I’ll eat almost anything. I was a picky eater as a child, but a switch flipped at some point and now I’m the total opposite. Alligator: Tastes like a cross between chicken and fish. Yak meat: Like beef, but somehow beefier. Rattlesnake: Tastes like alligator.
This one threw me — the pineapple sandwich.
They’re a tradition in the South. It’s a few rings of canned pineapple piled between slices of bread, plus a couple swipes of mayonnaise. That’s it. Light, easy and a little perplexing in its lack of adornment.
There is a small amount of controversy over whether you should use mayo or Miracle Whip, but that’s to be expected. Some folks also prefer cubed or crushed pineapple instead of the rings. Still, for some reason, I can’t wrap my Colorado head around this simple combo. Maybe if there were some ham, I’d get it? If the pineapple were grilled, the bread toasted?
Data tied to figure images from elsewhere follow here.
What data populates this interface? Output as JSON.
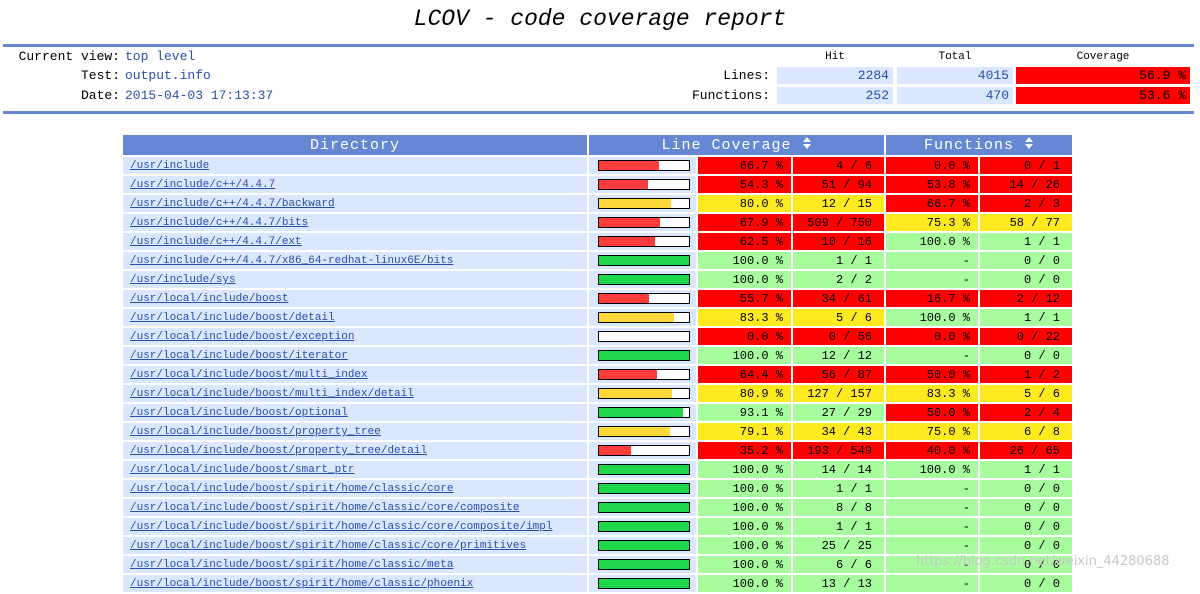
{
  "header": {
    "title": "LCOV - code coverage report",
    "current_view_label": "Current view:",
    "current_view": "top level",
    "test_label": "Test:",
    "test": "output.info",
    "date_label": "Date:",
    "date": "2015-04-03 17:13:37",
    "col_hit": "Hit",
    "col_total": "Total",
    "col_coverage": "Coverage",
    "lines_label": "Lines:",
    "lines_hit": 2284,
    "lines_total": 4015,
    "lines_coverage": 56.9,
    "lines_coverage_label": "56.9 %",
    "functions_label": "Functions:",
    "functions_hit": 252,
    "functions_total": 470,
    "functions_coverage": 53.6,
    "functions_coverage_label": "53.6 %"
  },
  "colors": {
    "lo": "#ff0000",
    "med": "#ffea20",
    "hi": "#a7fc9d",
    "bar_lo": "#ff3b3b",
    "bar_med": "#ffd83a",
    "bar_hi": "#1ed74a"
  },
  "table": {
    "columns": [
      "Directory",
      "Line Coverage",
      "Functions"
    ],
    "rows": [
      {
        "dir": "/usr/include",
        "line_pct": 66.7,
        "line_pct_label": "66.7 %",
        "line_count": "4 / 6",
        "func_pct": 0.0,
        "func_pct_label": "0.0 %",
        "func_count": "0 / 1"
      },
      {
        "dir": "/usr/include/c++/4.4.7",
        "line_pct": 54.3,
        "line_pct_label": "54.3 %",
        "line_count": "51 / 94",
        "func_pct": 53.8,
        "func_pct_label": "53.8 %",
        "func_count": "14 / 26"
      },
      {
        "dir": "/usr/include/c++/4.4.7/backward",
        "line_pct": 80.0,
        "line_pct_label": "80.0 %",
        "line_count": "12 / 15",
        "func_pct": 66.7,
        "func_pct_label": "66.7 %",
        "func_count": "2 / 3"
      },
      {
        "dir": "/usr/include/c++/4.4.7/bits",
        "line_pct": 67.9,
        "line_pct_label": "67.9 %",
        "line_count": "509 / 750",
        "func_pct": 75.3,
        "func_pct_label": "75.3 %",
        "func_count": "58 / 77"
      },
      {
        "dir": "/usr/include/c++/4.4.7/ext",
        "line_pct": 62.5,
        "line_pct_label": "62.5 %",
        "line_count": "10 / 16",
        "func_pct": 100.0,
        "func_pct_label": "100.0 %",
        "func_count": "1 / 1"
      },
      {
        "dir": "/usr/include/c++/4.4.7/x86_64-redhat-linux6E/bits",
        "line_pct": 100.0,
        "line_pct_label": "100.0 %",
        "line_count": "1 / 1",
        "func_pct": null,
        "func_pct_label": "-",
        "func_count": "0 / 0"
      },
      {
        "dir": "/usr/include/sys",
        "line_pct": 100.0,
        "line_pct_label": "100.0 %",
        "line_count": "2 / 2",
        "func_pct": null,
        "func_pct_label": "-",
        "func_count": "0 / 0"
      },
      {
        "dir": "/usr/local/include/boost",
        "line_pct": 55.7,
        "line_pct_label": "55.7 %",
        "line_count": "34 / 61",
        "func_pct": 16.7,
        "func_pct_label": "16.7 %",
        "func_count": "2 / 12"
      },
      {
        "dir": "/usr/local/include/boost/detail",
        "line_pct": 83.3,
        "line_pct_label": "83.3 %",
        "line_count": "5 / 6",
        "func_pct": 100.0,
        "func_pct_label": "100.0 %",
        "func_count": "1 / 1"
      },
      {
        "dir": "/usr/local/include/boost/exception",
        "line_pct": 0.0,
        "line_pct_label": "0.0 %",
        "line_count": "0 / 56",
        "func_pct": 0.0,
        "func_pct_label": "0.0 %",
        "func_count": "0 / 22"
      },
      {
        "dir": "/usr/local/include/boost/iterator",
        "line_pct": 100.0,
        "line_pct_label": "100.0 %",
        "line_count": "12 / 12",
        "func_pct": null,
        "func_pct_label": "-",
        "func_count": "0 / 0"
      },
      {
        "dir": "/usr/local/include/boost/multi_index",
        "line_pct": 64.4,
        "line_pct_label": "64.4 %",
        "line_count": "56 / 87",
        "func_pct": 50.0,
        "func_pct_label": "50.0 %",
        "func_count": "1 / 2"
      },
      {
        "dir": "/usr/local/include/boost/multi_index/detail",
        "line_pct": 80.9,
        "line_pct_label": "80.9 %",
        "line_count": "127 / 157",
        "func_pct": 83.3,
        "func_pct_label": "83.3 %",
        "func_count": "5 / 6"
      },
      {
        "dir": "/usr/local/include/boost/optional",
        "line_pct": 93.1,
        "line_pct_label": "93.1 %",
        "line_count": "27 / 29",
        "func_pct": 50.0,
        "func_pct_label": "50.0 %",
        "func_count": "2 / 4"
      },
      {
        "dir": "/usr/local/include/boost/property_tree",
        "line_pct": 79.1,
        "line_pct_label": "79.1 %",
        "line_count": "34 / 43",
        "func_pct": 75.0,
        "func_pct_label": "75.0 %",
        "func_count": "6 / 8"
      },
      {
        "dir": "/usr/local/include/boost/property_tree/detail",
        "line_pct": 35.2,
        "line_pct_label": "35.2 %",
        "line_count": "193 / 549",
        "func_pct": 40.0,
        "func_pct_label": "40.0 %",
        "func_count": "26 / 65"
      },
      {
        "dir": "/usr/local/include/boost/smart_ptr",
        "line_pct": 100.0,
        "line_pct_label": "100.0 %",
        "line_count": "14 / 14",
        "func_pct": 100.0,
        "func_pct_label": "100.0 %",
        "func_count": "1 / 1"
      },
      {
        "dir": "/usr/local/include/boost/spirit/home/classic/core",
        "line_pct": 100.0,
        "line_pct_label": "100.0 %",
        "line_count": "1 / 1",
        "func_pct": null,
        "func_pct_label": "-",
        "func_count": "0 / 0"
      },
      {
        "dir": "/usr/local/include/boost/spirit/home/classic/core/composite",
        "line_pct": 100.0,
        "line_pct_label": "100.0 %",
        "line_count": "8 / 8",
        "func_pct": null,
        "func_pct_label": "-",
        "func_count": "0 / 0"
      },
      {
        "dir": "/usr/local/include/boost/spirit/home/classic/core/composite/impl",
        "line_pct": 100.0,
        "line_pct_label": "100.0 %",
        "line_count": "1 / 1",
        "func_pct": null,
        "func_pct_label": "-",
        "func_count": "0 / 0"
      },
      {
        "dir": "/usr/local/include/boost/spirit/home/classic/core/primitives",
        "line_pct": 100.0,
        "line_pct_label": "100.0 %",
        "line_count": "25 / 25",
        "func_pct": null,
        "func_pct_label": "-",
        "func_count": "0 / 0"
      },
      {
        "dir": "/usr/local/include/boost/spirit/home/classic/meta",
        "line_pct": 100.0,
        "line_pct_label": "100.0 %",
        "line_count": "6 / 6",
        "func_pct": null,
        "func_pct_label": "-",
        "func_count": "0 / 0"
      },
      {
        "dir": "/usr/local/include/boost/spirit/home/classic/phoenix",
        "line_pct": 100.0,
        "line_pct_label": "100.0 %",
        "line_count": "13 / 13",
        "func_pct": null,
        "func_pct_label": "-",
        "func_count": "0 / 0"
      }
    ]
  },
  "watermark": "https://blog.csdn.net/weixin_44280688"
}
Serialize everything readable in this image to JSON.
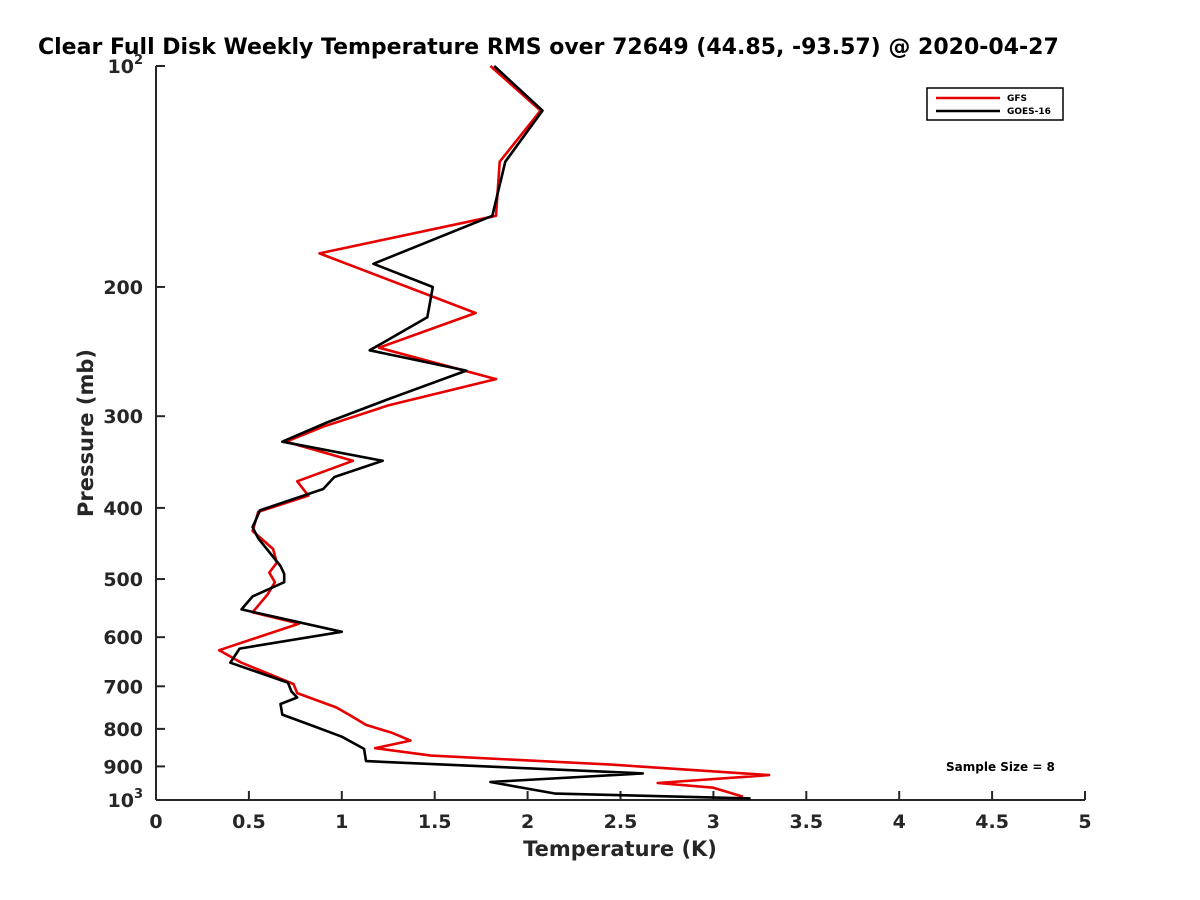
{
  "chart_data": {
    "type": "line",
    "title": "Clear Full Disk Weekly Temperature RMS over 72649 (44.85, -93.57) @ 2020-04-27",
    "xlabel": "Temperature (K)",
    "ylabel": "Pressure (mb)",
    "xlim": [
      0,
      5
    ],
    "ylim": [
      100,
      1000
    ],
    "y_scale": "log",
    "y_reversed": true,
    "x_ticks": [
      "0",
      "0.5",
      "1",
      "1.5",
      "2",
      "2.5",
      "3",
      "3.5",
      "4",
      "4.5",
      "5"
    ],
    "y_ticks": [
      {
        "base": "10",
        "exp": "2"
      },
      {
        "text": "200"
      },
      {
        "text": "300"
      },
      {
        "text": "400"
      },
      {
        "text": "500"
      },
      {
        "text": "600"
      },
      {
        "text": "700"
      },
      {
        "text": "800"
      },
      {
        "text": "900"
      },
      {
        "base": "10",
        "exp": "3"
      }
    ],
    "grid": false,
    "legend_position": "top-right",
    "annotation": "Sample Size = 8",
    "series": [
      {
        "name": "GFS",
        "color": "#e60000",
        "points": [
          [
            1.8,
            100
          ],
          [
            2.07,
            115
          ],
          [
            1.85,
            135
          ],
          [
            1.83,
            160
          ],
          [
            0.88,
            180
          ],
          [
            1.72,
            217
          ],
          [
            1.2,
            242
          ],
          [
            1.83,
            267
          ],
          [
            1.25,
            290
          ],
          [
            0.9,
            310
          ],
          [
            0.7,
            325
          ],
          [
            1.06,
            345
          ],
          [
            0.76,
            368
          ],
          [
            0.82,
            385
          ],
          [
            0.55,
            405
          ],
          [
            0.52,
            430
          ],
          [
            0.63,
            455
          ],
          [
            0.65,
            475
          ],
          [
            0.61,
            490
          ],
          [
            0.64,
            505
          ],
          [
            0.6,
            525
          ],
          [
            0.52,
            555
          ],
          [
            0.77,
            575
          ],
          [
            0.34,
            625
          ],
          [
            0.46,
            650
          ],
          [
            0.74,
            695
          ],
          [
            0.76,
            715
          ],
          [
            0.97,
            748
          ],
          [
            1.05,
            768
          ],
          [
            1.13,
            790
          ],
          [
            1.27,
            810
          ],
          [
            1.37,
            830
          ],
          [
            1.18,
            850
          ],
          [
            1.48,
            870
          ],
          [
            2.45,
            895
          ],
          [
            3.3,
            925
          ],
          [
            2.7,
            948
          ],
          [
            3.0,
            962
          ],
          [
            3.16,
            990
          ]
        ]
      },
      {
        "name": "GOES-16",
        "color": "#000000",
        "points": [
          [
            1.82,
            100
          ],
          [
            2.08,
            115
          ],
          [
            1.88,
            135
          ],
          [
            1.81,
            160
          ],
          [
            1.17,
            186
          ],
          [
            1.49,
            200
          ],
          [
            1.46,
            220
          ],
          [
            1.15,
            244
          ],
          [
            1.67,
            260
          ],
          [
            1.24,
            285
          ],
          [
            0.92,
            306
          ],
          [
            0.68,
            325
          ],
          [
            1.22,
            345
          ],
          [
            0.96,
            363
          ],
          [
            0.9,
            377
          ],
          [
            0.56,
            403
          ],
          [
            0.52,
            425
          ],
          [
            0.55,
            440
          ],
          [
            0.67,
            480
          ],
          [
            0.69,
            492
          ],
          [
            0.69,
            505
          ],
          [
            0.52,
            528
          ],
          [
            0.46,
            550
          ],
          [
            1.0,
            590
          ],
          [
            0.45,
            622
          ],
          [
            0.4,
            650
          ],
          [
            0.71,
            692
          ],
          [
            0.73,
            712
          ],
          [
            0.76,
            725
          ],
          [
            0.67,
            740
          ],
          [
            0.68,
            765
          ],
          [
            0.83,
            790
          ],
          [
            1.0,
            820
          ],
          [
            1.12,
            852
          ],
          [
            1.13,
            885
          ],
          [
            2.62,
            920
          ],
          [
            1.8,
            945
          ],
          [
            2.15,
            980
          ],
          [
            3.2,
            995
          ]
        ]
      }
    ]
  }
}
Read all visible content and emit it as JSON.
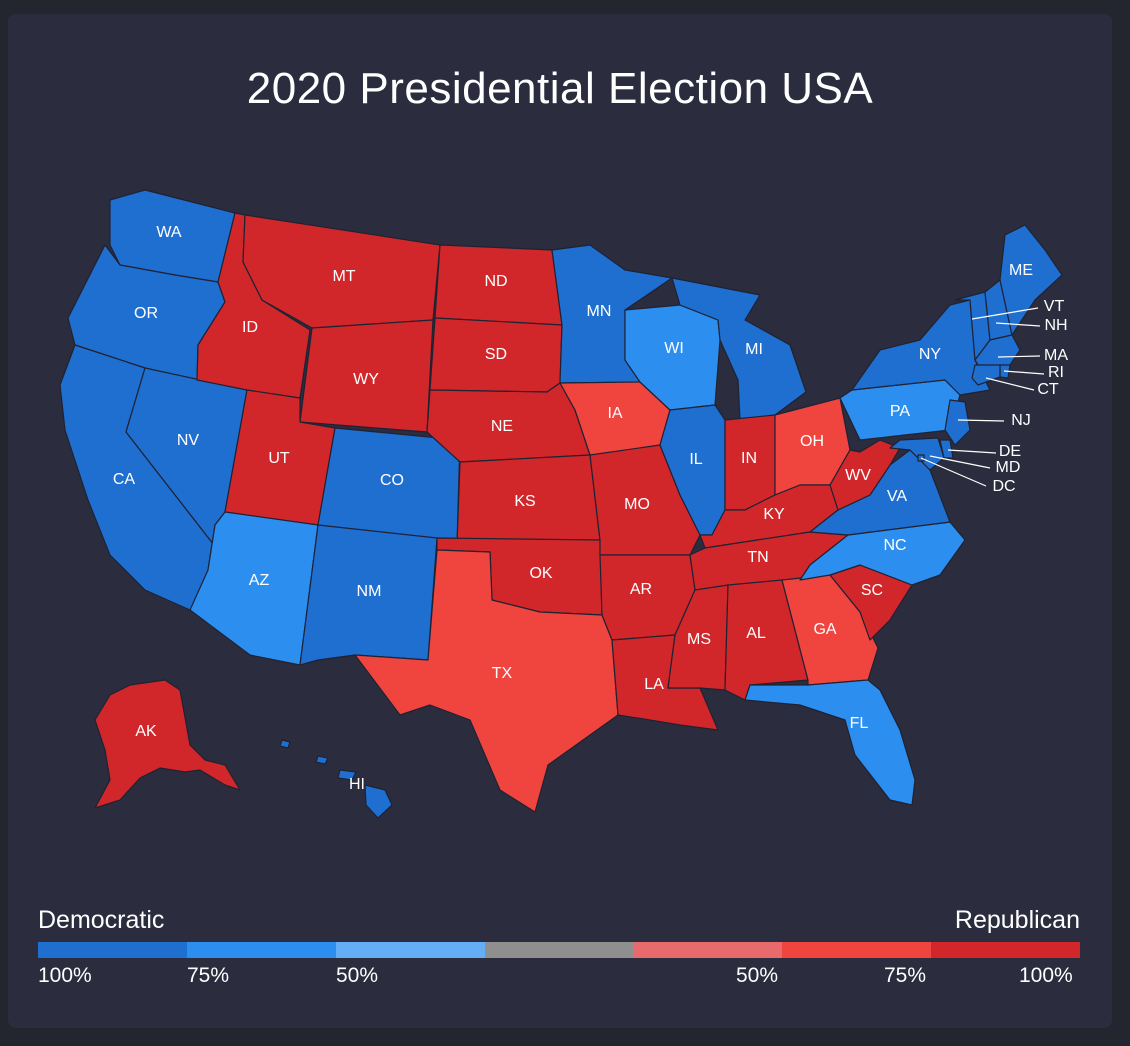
{
  "title": "2020 Presidential Election USA",
  "legend": {
    "left_label": "Democratic",
    "right_label": "Republican",
    "segments": [
      "#1f6fd0",
      "#2c8ff0",
      "#63aef5",
      "#8f8f8f",
      "#e76a6c",
      "#f0443f",
      "#d1272b"
    ],
    "ticks_left": [
      "100%",
      "75%",
      "50%"
    ],
    "ticks_right": [
      "50%",
      "75%",
      "100%"
    ]
  },
  "colors": {
    "dem_strong": "#1f6fd0",
    "dem_lean": "#2c8ff0",
    "rep_lean": "#f0443f",
    "rep_strong": "#d1272b"
  },
  "states": {
    "WA": "dem_strong",
    "OR": "dem_strong",
    "CA": "dem_strong",
    "NV": "dem_strong",
    "ID": "rep_strong",
    "MT": "rep_strong",
    "WY": "rep_strong",
    "UT": "rep_strong",
    "AZ": "dem_lean",
    "CO": "dem_strong",
    "NM": "dem_strong",
    "ND": "rep_strong",
    "SD": "rep_strong",
    "NE": "rep_strong",
    "KS": "rep_strong",
    "OK": "rep_strong",
    "TX": "rep_lean",
    "MN": "dem_strong",
    "IA": "rep_lean",
    "MO": "rep_strong",
    "AR": "rep_strong",
    "LA": "rep_strong",
    "WI": "dem_lean",
    "IL": "dem_strong",
    "MI": "dem_strong",
    "IN": "rep_strong",
    "OH": "rep_lean",
    "KY": "rep_strong",
    "TN": "rep_strong",
    "MS": "rep_strong",
    "AL": "rep_strong",
    "GA": "rep_lean",
    "FL": "dem_lean",
    "SC": "rep_strong",
    "NC": "dem_lean",
    "VA": "dem_strong",
    "WV": "rep_strong",
    "PA": "dem_lean",
    "NY": "dem_strong",
    "VT": "dem_strong",
    "NH": "dem_strong",
    "ME": "dem_strong",
    "MA": "dem_strong",
    "RI": "dem_strong",
    "CT": "dem_strong",
    "NJ": "dem_strong",
    "DE": "dem_strong",
    "MD": "dem_strong",
    "DC": "dem_strong",
    "AK": "rep_strong",
    "HI": "dem_strong"
  },
  "labels": {
    "WA": "WA",
    "OR": "OR",
    "CA": "CA",
    "NV": "NV",
    "ID": "ID",
    "MT": "MT",
    "WY": "WY",
    "UT": "UT",
    "AZ": "AZ",
    "CO": "CO",
    "NM": "NM",
    "ND": "ND",
    "SD": "SD",
    "NE": "NE",
    "KS": "KS",
    "OK": "OK",
    "TX": "TX",
    "MN": "MN",
    "IA": "IA",
    "MO": "MO",
    "AR": "AR",
    "LA": "LA",
    "WI": "WI",
    "IL": "IL",
    "MI": "MI",
    "IN": "IN",
    "OH": "OH",
    "KY": "KY",
    "TN": "TN",
    "MS": "MS",
    "AL": "AL",
    "GA": "GA",
    "FL": "FL",
    "SC": "SC",
    "NC": "NC",
    "VA": "VA",
    "WV": "WV",
    "PA": "PA",
    "NY": "NY",
    "VT": "VT",
    "NH": "NH",
    "ME": "ME",
    "MA": "MA",
    "RI": "RI",
    "CT": "CT",
    "NJ": "NJ",
    "DE": "DE",
    "MD": "MD",
    "DC": "DC",
    "AK": "AK",
    "HI": "HI"
  }
}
To be clear, this isn’t an attack on Southern tastes. I’m originally from the Midwest, land of Jello molds and many a mayo-based “salad.” I respect the South’s proud heritage of sandwich-making, from pulled pork on a bun to the classic tomato sandwich to my personal favorite, the pimento cheese sandwich.
If you’ve never heard of this one, either, here’s how it goes: Home chefs make their own pimento cheese by pulsing sharp white cheddar, mayo, garlic, a hot chile pepper and jarred pimentos in a food processor. Store-bought pimento cheese works, too — Palmetto brand is a fave.
Slap the tangy pimento cheese spread on bread and top with lettuce and a ripe tomato. You can add bacon for extra fanciness, but it’s superb without it, too.
I could go on listing all the Southern sandwich classics: muffulettas, po’boys, fried bologna, the Hot Brown and many more. I’ve tried most of them. But it’s the humble, homemade pineapple sandwich that’s fascinated me today.
Maybe I’ll give it a shot for lunch! What do you think?